16 personnes aiment cet article.
De Marc-Antoine Corticchato, j’ai très aimé porter « TROIS FLEURS ». Ma rencontre avec ce parfum m’a fait changer de cap et soudain aimer passionnément la tubéreuse pour laquelle je n’avais que répulsion.
Je suis curieuse de découvrir LE CRI, je ne saurais pas vous dire pourquoi, peut-être à cause du rouge de l’étiquette, particulier, avec des lettres à la hampe filiforme. TABAC TABOU aussi pour la forme du A sur l’étiquette mais aussi parce que le tabac quand il est réussi, cela devient une parure portée l’hiver.
Enfin, comment s’étonner qu’un parfumeur ne soit pas en même temps cavalier, amateur de chevaux, de leurs odeurs et de leur beauté ? Jean-Paul Guerlain, aussi, avait dit aimer l’odeur du crin et du crottin de cheval. Quant à l’odeur du metro s’il s’agit de celle des années 70, c’est vrai qu’elle était une sorte de signature de Paris, une odeur aspirante, ample, charbonneuse, qui suggère la misère ; on ne la retrouve plus aujourd’hui.
Merci à Parfumista pour cette interview.
Merci Sikkim. Le Cri est très beau, à la fois subtil et signé. C’est un parfum caméléon, à mi chemin entre le chypre et le floral aldéhydé. A tester !
Un grand monsieur ! En plus, il a l’air sympa.
Corsica Furiosa et Tabac Tabou sont mes préférés. J’aime aussi beaucoup Aziyadé même si j’ai du mal à le porter et aussi Cuir Ottoman ; Belles rives est fabuleux.
Par contre moins fan du Cri, peut-être trop féminin pour moi (oui, je sais les parfums n’ont pas de sexe).
Je viens de faire la connaissance de Belles Rives de La Parfumerie Moderne et c’est ma première rencontre avec un « vrai iris » aussi.
Je ne sais pas encore si je l’aime ou pas, mais il ne me laisse pas indifférente. Ce parfum a vraiment une « texture », quelque chose d’élastique et de léger à la fois, comme une peau. Je ne suis pas sûre d’aimer l’iris, mais le trio bergamote, jasmin et tonka m’a fait fondre. C’est un parfum que je porterai volontiers au printemps.
Bonjour Iandosoa,
Une très belle fragrance en effet. Un iris plus aérien et doux que véritablement poudré.
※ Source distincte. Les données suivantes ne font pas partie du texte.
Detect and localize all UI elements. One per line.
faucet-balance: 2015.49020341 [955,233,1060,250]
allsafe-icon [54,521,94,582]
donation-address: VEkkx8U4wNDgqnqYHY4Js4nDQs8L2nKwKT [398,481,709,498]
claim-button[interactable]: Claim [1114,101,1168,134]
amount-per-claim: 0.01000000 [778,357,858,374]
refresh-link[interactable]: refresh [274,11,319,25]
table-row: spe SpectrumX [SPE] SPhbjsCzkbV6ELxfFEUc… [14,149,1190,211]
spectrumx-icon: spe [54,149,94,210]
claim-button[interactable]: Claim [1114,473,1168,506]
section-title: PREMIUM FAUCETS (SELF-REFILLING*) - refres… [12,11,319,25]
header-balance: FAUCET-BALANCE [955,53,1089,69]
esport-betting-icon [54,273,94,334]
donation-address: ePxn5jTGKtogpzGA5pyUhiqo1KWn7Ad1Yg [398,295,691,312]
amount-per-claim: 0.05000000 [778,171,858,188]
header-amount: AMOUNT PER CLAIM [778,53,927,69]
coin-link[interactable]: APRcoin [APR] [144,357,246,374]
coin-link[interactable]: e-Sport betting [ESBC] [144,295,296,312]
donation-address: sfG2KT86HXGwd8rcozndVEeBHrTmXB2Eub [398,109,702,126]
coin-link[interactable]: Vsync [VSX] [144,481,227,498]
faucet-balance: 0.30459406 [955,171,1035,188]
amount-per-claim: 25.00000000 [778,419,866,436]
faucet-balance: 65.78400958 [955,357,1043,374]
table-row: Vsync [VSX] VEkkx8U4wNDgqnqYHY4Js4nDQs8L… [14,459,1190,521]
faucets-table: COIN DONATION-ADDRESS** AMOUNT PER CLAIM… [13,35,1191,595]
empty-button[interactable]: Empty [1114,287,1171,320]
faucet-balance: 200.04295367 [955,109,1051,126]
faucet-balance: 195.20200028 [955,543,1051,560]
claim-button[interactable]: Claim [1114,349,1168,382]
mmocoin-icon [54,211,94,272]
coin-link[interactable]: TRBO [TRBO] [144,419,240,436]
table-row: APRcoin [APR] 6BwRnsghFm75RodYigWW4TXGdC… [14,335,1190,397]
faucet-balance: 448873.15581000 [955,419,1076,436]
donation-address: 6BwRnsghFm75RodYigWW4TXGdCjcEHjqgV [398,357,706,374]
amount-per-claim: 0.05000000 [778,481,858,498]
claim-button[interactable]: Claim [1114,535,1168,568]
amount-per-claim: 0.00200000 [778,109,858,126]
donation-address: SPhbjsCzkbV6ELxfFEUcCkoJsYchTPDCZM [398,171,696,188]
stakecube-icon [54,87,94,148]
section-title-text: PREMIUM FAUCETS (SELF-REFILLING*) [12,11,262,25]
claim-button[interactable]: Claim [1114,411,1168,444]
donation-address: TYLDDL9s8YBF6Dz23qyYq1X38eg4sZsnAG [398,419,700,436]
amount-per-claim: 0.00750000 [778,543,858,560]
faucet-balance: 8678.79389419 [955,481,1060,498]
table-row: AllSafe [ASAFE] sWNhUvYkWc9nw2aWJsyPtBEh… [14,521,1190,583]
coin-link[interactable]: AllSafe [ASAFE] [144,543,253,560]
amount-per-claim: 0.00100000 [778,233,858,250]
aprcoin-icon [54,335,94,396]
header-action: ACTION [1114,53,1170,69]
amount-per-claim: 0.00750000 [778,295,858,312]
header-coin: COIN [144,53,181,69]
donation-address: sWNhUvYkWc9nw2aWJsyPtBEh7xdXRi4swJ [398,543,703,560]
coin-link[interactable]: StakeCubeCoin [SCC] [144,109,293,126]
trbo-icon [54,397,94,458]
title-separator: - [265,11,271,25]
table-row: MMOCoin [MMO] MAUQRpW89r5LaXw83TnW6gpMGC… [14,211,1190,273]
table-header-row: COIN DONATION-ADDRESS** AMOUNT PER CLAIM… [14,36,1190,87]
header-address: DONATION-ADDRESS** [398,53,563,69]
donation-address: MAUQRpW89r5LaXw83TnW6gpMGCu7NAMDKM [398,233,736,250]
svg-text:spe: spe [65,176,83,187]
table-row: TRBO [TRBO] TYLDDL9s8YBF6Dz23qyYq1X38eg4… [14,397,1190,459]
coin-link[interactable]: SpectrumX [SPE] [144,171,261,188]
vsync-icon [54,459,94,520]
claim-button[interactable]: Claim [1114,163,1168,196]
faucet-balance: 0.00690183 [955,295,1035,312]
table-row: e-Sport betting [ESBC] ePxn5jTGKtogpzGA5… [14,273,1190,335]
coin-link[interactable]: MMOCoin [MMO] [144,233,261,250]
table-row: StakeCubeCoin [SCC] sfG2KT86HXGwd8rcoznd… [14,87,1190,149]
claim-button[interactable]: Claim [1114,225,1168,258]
Et un joli nom rappelant l’hôtel du même nom à Juan les Pins que fréquentèrent de nombreux artistes.
Belle journée parfumée à vous.
J’ai acheté un échantillon de « Fougère Bengale » auprès de Jovoy.
C’est absolument fantastique. Mon prochain achat, alors qu’en ce moment j’achète des parfums vintage, sera indéniablement Fougère Bengale.
Enfin un parfum actuel, d’homme, épicé, chaud, charnel !
Bonjour Jean-Sté,
Merci de votre retour sur ce très beau parfum de Marc-Antoine Corticchiato.
A bientôt sur sur Parfumista
Je porte actuellement une autre création de Marc-Antoine Corticchiato : Un Bel Amour d’Eté.
Ce deuxième floral est aussi beau que l’a été Trois Fleurs. Mais autant Trois Fleurs est ample, volubile et éclatant, autant Un Bel Amour d’Eté est pudique, quasi silencieux, fidèle.
Les deux sont merveilleux, féminins, et les porter vous embellit.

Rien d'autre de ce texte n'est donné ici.